① 相談してから1ヶ月以上具体的な提案がでてこない税理士
② 税金対策だけが先行する税理士(税金以外の専門知識がない)
③ 相続税以外の税務を専門としている税理士(企業会計の専門家など)
皆さま、企業が生死を賭けた外科手術をする際に、どんなお医者様にお任せしたいでしょうか。最近では同時に「複数」の専門家の意見を聞くことが、一般化してきました。マスコミは、これを「セカンド・オピニオン」の活用と呼んでいます。
複雑化した社会の中で、生活を守っていくために必要な風潮だと思えます。
5. 相続の総合設計・全体構造
相続に関して税理士がよく犯しがちな過ちは、税金の対策を一人歩きさせてしまうことがあります。顧客満足度の高い相続を実現するためには、まず初めに「相続の総合設計」が策定されなければなりません。税金対策は、この総合設計の一環として、進められる必要があります。(全体最適の概念) 同じようなことは、相続を扱う弁護士や司法書士の方にも言えます。誰しも無意識のうちに、自分のリングで得意な技を出したくなるものです。

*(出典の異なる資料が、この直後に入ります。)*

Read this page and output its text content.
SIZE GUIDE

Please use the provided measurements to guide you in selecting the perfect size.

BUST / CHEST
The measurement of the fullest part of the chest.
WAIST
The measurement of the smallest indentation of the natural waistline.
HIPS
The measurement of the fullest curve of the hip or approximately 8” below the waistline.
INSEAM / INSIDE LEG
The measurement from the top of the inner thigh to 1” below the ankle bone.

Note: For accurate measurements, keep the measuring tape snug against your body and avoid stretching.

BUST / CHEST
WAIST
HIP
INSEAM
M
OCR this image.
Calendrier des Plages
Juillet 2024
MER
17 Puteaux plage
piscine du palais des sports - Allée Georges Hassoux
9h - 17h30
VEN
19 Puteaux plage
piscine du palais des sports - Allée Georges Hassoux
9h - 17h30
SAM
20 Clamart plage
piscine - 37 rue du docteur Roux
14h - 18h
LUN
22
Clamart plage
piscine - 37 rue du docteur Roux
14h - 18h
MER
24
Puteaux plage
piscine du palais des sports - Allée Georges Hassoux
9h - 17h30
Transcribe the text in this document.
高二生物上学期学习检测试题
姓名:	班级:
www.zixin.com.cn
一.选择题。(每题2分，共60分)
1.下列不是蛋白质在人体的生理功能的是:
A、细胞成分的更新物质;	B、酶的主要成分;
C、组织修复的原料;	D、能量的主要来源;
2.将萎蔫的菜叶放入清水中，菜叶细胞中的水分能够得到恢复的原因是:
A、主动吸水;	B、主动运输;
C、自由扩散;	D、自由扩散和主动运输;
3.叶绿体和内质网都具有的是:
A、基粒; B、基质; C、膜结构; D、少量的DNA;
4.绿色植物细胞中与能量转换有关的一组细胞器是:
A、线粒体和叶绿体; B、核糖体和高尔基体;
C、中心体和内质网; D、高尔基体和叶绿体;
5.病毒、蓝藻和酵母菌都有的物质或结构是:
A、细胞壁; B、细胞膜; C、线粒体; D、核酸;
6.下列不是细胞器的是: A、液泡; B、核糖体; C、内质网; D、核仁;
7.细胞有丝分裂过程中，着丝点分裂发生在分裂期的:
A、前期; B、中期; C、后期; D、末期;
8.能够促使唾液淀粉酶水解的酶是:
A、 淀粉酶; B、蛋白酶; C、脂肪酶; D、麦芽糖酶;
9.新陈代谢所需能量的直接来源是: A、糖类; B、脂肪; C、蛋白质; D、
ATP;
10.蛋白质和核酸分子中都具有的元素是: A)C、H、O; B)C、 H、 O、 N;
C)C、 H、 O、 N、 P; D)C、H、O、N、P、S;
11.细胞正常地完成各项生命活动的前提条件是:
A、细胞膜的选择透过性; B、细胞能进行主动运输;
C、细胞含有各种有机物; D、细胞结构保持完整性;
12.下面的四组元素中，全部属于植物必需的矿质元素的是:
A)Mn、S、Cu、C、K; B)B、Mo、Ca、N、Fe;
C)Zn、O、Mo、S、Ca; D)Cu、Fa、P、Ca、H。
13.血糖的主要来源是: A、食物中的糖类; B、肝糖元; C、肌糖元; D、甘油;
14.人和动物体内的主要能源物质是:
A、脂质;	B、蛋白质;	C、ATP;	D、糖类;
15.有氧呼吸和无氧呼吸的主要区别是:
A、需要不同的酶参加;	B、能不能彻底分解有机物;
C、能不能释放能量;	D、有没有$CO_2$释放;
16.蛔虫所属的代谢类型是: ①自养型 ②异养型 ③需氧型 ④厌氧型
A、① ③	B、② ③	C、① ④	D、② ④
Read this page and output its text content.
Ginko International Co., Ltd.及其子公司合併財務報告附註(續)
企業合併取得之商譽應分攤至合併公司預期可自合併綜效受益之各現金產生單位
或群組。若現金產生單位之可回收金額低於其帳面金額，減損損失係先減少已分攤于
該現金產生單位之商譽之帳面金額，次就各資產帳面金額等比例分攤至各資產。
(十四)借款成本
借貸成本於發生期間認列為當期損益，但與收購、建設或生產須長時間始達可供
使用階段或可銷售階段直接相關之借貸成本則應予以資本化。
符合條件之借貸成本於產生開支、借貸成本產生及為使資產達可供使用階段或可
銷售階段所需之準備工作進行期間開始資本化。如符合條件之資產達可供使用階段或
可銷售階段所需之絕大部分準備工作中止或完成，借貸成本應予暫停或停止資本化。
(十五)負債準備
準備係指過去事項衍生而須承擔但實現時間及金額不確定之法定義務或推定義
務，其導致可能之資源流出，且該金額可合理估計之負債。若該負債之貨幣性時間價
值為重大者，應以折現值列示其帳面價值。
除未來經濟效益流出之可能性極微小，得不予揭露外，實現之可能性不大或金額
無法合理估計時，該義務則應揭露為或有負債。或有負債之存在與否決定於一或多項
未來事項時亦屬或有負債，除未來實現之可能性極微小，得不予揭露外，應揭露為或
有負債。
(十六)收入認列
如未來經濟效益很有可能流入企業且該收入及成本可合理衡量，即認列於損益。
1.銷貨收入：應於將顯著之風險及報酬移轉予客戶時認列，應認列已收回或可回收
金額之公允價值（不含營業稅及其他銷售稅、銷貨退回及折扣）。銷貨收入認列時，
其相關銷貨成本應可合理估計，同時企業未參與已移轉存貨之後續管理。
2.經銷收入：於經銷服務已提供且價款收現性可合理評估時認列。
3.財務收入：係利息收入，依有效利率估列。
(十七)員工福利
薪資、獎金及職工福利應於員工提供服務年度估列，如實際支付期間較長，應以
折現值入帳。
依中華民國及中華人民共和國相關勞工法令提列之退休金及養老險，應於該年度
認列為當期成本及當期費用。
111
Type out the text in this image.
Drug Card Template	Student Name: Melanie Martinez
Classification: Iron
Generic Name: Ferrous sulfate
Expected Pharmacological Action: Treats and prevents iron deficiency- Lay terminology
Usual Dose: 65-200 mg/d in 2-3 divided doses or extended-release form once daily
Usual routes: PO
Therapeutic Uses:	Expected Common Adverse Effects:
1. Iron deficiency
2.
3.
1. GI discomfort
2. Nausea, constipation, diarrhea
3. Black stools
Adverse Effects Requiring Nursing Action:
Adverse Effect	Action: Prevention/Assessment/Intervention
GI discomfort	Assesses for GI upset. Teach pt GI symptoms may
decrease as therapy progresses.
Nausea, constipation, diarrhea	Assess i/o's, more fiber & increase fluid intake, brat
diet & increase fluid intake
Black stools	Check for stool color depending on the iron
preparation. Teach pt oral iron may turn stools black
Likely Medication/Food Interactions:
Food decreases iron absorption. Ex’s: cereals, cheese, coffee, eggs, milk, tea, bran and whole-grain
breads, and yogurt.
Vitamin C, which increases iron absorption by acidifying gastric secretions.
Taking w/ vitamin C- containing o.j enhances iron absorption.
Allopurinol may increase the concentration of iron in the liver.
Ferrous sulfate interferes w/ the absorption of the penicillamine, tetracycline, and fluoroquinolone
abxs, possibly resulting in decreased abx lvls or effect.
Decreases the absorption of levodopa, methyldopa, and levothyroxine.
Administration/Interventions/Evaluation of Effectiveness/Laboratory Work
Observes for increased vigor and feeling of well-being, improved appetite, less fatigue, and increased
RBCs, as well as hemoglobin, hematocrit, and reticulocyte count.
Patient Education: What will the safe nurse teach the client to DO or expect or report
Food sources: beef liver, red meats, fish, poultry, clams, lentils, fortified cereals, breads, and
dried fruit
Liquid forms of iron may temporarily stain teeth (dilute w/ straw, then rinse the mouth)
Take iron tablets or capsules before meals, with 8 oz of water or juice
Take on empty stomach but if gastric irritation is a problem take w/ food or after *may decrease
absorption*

しかしそれは外科医が、「とりあえず切ってみましょう」というのと同じことです。
では、ご相談者の意思を的確に汲み取り、かつ、間違った手段の選択を防ぎ、かつ、協働者に分かりやすく説明を行うには、どうすればいいでしょうか。
それが、相続全体を体系的に捉えるやり方です。
相続税の総合設計を策定するやり方です。
「相続の総合設計」は、次の3つの段階から構成してみるのがいいと考えられます。それは、 戦略的目標(大きな価値観、・目的)、戦術的目標、戦術的手段の3段階です。
例えば、ある経営者が、相続を考えるにあたり、相続争いの抑止や税金の対策は、可能な限りでよい。重要なのは、自分が創業した事業が、死後も存続することであると考えたとします。
このように、大きな価値観を選択する場面が、戦略的目標の策定です。(日頃の言動から感じること、センシティブな内容です)
つぎに、この経営者は「事業承継」を成功させるためには、長男が後を継ぐという概念が必ずしも正しいわけでありません。そこで、① 相続人の中から経営者適格のある者を選び、② その者に経営資源を集中的に移転することが重要である、
と考えたとします。
このように「戦略的目標」を実現するために、マイルストーン的に細分化された複数の目標を選択していく場面が、「戦術的目標」の策定です。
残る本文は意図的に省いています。